2018年10月04日 投稿者:staff

カテゴリー: 症例紹介 腫瘍

犬、Mダックスフント、12歳の女の子の症例です。

下腹部の皮膚のしこりを主訴に来院されました。

半年ほど前からしこりが腫大してきて、表面が自潰、出血をしている状態でした。

身体検査、画像検査、細胞検査の結果、

左脇から左股にかけては乳腺腫瘍、

右股は鼠径輪を通じ、腹腔内の臓器がとびだしてしまう、鼠径ヘルニアと診断しました。

 

持続出血により、貧血を起こしており、全身状態も悪化傾向でした。

ご家族さまとも相談の上、ハイリスクではありますが、乳腺腫瘍の摘出、鼠径ヘルニアの整復を行うことになりました。

 

まずは鼠径ヘルニアの整復にとりかかりました。

腹壁の穴を通じ、腹腔内から腸、膀胱、子宮などの臓器が皮下に脱出してしまっている状態でした。

 ヘルニア嚢という膜に包まれいる臓器

ヘルニア嚢の内部の腸

それらの臓器を丁寧に腹腔内に戻し、穴(鼠径輪)を縫い縮めていきました。

 

 

続いて、乳腺腫瘍の摘出にうつりました。

かなり腫大しており、底部の筋肉に固着していたため、腹壁の筋肉を一枚一緒にはがしとるかたちで摘出しました。

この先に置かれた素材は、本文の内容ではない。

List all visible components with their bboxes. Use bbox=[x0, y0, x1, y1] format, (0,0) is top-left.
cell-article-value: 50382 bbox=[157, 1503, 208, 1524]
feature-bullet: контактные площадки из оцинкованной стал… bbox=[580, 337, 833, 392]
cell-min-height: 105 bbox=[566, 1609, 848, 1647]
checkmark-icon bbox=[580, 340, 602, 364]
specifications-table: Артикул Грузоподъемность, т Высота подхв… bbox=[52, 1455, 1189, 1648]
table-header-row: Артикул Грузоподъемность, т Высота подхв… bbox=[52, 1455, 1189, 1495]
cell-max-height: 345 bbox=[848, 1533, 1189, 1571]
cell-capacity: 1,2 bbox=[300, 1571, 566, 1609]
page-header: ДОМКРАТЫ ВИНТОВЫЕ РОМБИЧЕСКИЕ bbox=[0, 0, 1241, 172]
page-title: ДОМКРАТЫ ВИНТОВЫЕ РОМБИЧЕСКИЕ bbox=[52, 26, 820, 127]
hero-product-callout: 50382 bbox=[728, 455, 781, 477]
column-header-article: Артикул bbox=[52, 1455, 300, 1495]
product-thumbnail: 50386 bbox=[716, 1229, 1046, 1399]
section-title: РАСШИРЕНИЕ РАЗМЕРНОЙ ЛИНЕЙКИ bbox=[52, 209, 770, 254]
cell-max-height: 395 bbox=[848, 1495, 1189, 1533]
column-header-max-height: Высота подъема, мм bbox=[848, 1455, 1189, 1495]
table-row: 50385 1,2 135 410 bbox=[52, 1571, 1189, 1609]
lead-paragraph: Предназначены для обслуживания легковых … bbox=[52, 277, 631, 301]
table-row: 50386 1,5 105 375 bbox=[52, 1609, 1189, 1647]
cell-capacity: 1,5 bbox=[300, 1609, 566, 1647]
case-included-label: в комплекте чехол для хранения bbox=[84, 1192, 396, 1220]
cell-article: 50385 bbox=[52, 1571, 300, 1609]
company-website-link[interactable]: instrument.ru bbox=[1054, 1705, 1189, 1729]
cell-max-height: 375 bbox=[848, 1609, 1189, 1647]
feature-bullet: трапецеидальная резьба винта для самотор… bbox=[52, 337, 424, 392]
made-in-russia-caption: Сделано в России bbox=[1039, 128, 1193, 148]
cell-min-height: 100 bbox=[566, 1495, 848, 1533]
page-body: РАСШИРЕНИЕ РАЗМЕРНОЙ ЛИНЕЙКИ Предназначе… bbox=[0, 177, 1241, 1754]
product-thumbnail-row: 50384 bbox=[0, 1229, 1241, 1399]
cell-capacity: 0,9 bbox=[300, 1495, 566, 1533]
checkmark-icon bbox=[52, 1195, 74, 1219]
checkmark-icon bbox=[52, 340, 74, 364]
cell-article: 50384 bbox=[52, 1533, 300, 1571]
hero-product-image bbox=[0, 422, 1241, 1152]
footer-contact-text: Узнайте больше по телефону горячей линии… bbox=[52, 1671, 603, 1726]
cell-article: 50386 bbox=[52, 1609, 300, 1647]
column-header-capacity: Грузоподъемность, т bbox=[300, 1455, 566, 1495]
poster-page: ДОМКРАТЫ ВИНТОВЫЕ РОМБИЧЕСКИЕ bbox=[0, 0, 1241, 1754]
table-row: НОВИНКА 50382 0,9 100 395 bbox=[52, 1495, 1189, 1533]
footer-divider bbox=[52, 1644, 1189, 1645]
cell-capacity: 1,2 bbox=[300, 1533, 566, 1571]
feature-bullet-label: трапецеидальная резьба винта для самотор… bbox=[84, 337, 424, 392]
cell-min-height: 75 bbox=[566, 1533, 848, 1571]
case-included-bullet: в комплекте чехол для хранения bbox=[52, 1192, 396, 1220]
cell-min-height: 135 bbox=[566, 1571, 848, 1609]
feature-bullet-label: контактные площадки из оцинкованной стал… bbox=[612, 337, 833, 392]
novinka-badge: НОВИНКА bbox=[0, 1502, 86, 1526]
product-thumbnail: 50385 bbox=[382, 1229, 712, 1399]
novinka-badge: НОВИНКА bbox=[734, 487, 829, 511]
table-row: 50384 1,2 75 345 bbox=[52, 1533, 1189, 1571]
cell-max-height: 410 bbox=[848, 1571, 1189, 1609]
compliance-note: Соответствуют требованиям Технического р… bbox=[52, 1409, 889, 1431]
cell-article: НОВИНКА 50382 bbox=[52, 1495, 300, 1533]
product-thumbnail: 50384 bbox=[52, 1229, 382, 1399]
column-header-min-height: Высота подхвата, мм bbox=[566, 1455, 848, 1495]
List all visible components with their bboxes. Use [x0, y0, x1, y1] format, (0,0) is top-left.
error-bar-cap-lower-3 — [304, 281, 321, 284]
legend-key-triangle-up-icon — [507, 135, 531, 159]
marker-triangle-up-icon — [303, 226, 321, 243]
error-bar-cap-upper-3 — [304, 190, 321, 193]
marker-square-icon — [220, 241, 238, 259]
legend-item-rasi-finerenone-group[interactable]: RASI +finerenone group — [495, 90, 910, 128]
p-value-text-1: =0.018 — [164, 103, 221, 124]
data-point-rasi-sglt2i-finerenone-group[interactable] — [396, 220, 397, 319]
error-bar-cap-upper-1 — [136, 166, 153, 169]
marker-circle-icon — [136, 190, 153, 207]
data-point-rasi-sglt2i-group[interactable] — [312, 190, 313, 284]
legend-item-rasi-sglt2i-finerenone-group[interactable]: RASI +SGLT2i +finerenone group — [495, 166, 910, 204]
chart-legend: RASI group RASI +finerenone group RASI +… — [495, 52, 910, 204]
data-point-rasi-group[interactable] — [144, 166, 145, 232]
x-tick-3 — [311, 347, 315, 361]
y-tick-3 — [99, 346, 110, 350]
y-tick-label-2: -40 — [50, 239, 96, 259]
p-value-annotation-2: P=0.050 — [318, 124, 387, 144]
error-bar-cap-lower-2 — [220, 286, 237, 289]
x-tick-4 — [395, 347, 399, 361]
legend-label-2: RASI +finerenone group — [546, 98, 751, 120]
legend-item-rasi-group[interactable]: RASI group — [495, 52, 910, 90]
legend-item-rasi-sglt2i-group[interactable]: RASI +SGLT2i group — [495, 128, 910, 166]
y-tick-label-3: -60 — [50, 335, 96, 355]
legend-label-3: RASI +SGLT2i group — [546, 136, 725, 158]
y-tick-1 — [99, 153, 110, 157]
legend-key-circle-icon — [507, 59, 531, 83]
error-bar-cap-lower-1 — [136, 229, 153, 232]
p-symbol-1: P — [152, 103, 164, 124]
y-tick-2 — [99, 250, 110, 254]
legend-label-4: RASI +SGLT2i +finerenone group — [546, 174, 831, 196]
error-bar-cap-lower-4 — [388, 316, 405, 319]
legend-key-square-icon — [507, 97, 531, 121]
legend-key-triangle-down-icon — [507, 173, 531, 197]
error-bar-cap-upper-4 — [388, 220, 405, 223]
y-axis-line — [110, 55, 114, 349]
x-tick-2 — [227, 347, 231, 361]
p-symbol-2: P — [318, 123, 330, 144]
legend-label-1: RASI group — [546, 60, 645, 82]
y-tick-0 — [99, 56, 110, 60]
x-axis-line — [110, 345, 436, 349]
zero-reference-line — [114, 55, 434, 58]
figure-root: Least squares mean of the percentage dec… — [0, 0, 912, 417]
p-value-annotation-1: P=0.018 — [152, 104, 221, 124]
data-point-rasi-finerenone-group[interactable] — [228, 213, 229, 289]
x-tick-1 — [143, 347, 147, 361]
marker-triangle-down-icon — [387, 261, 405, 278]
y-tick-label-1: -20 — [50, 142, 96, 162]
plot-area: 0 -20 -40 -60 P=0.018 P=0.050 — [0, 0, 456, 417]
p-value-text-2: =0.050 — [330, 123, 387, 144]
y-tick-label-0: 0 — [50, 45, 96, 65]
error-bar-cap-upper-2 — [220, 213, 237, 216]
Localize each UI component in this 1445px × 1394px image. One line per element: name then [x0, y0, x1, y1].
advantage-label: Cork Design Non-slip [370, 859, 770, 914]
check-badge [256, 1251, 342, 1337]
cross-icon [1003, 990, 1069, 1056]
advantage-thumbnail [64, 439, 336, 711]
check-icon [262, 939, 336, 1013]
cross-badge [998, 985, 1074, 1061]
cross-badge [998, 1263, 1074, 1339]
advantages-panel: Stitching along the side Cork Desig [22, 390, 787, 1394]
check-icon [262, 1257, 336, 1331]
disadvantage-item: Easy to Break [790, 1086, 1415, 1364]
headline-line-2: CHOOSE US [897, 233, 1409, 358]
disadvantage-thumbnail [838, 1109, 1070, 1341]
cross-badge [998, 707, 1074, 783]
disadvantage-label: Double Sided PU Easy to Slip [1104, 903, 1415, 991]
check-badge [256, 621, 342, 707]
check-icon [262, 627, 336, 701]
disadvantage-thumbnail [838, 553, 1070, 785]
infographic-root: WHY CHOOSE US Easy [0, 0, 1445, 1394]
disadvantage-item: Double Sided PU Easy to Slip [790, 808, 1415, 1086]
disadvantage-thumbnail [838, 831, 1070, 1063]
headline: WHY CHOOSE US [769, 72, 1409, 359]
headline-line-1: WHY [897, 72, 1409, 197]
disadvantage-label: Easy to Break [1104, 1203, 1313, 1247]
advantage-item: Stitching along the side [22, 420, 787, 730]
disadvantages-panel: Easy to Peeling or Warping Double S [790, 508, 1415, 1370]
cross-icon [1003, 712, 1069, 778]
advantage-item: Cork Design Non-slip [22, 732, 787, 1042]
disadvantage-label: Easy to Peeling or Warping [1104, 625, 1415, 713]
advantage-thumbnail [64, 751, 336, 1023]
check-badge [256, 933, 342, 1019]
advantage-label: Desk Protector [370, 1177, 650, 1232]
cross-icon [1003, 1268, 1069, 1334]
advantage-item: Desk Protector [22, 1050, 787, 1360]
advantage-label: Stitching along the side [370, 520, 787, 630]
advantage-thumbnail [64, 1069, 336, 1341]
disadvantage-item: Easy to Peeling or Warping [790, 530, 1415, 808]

術前から貧血状態であったため、一滴も出血させない気持ちで切除をすすめました。

 

手術前の体重は7.65kgで、術後は6.6kgでしたので、摘出した腫瘍は約1kgでした。

 

術後は調子をもちあげるために、一度輸血を行い、その後、徐々に元気をとりもどし、

抜糸ができる頃には、完全に良い状態まで戻っておりました。

 

病理組織検査では悪性筋上皮腫という乳腺癌という診断でした。

悪性腫瘍ではありますが、比較的低悪性度ということと、腫瘍細胞がすべて取りきれていたことにより、要注意な経過観察は必要ですが、良好な結果が期待できる様子でした。

現在では貧血も回復し、良い状態で過ごせております。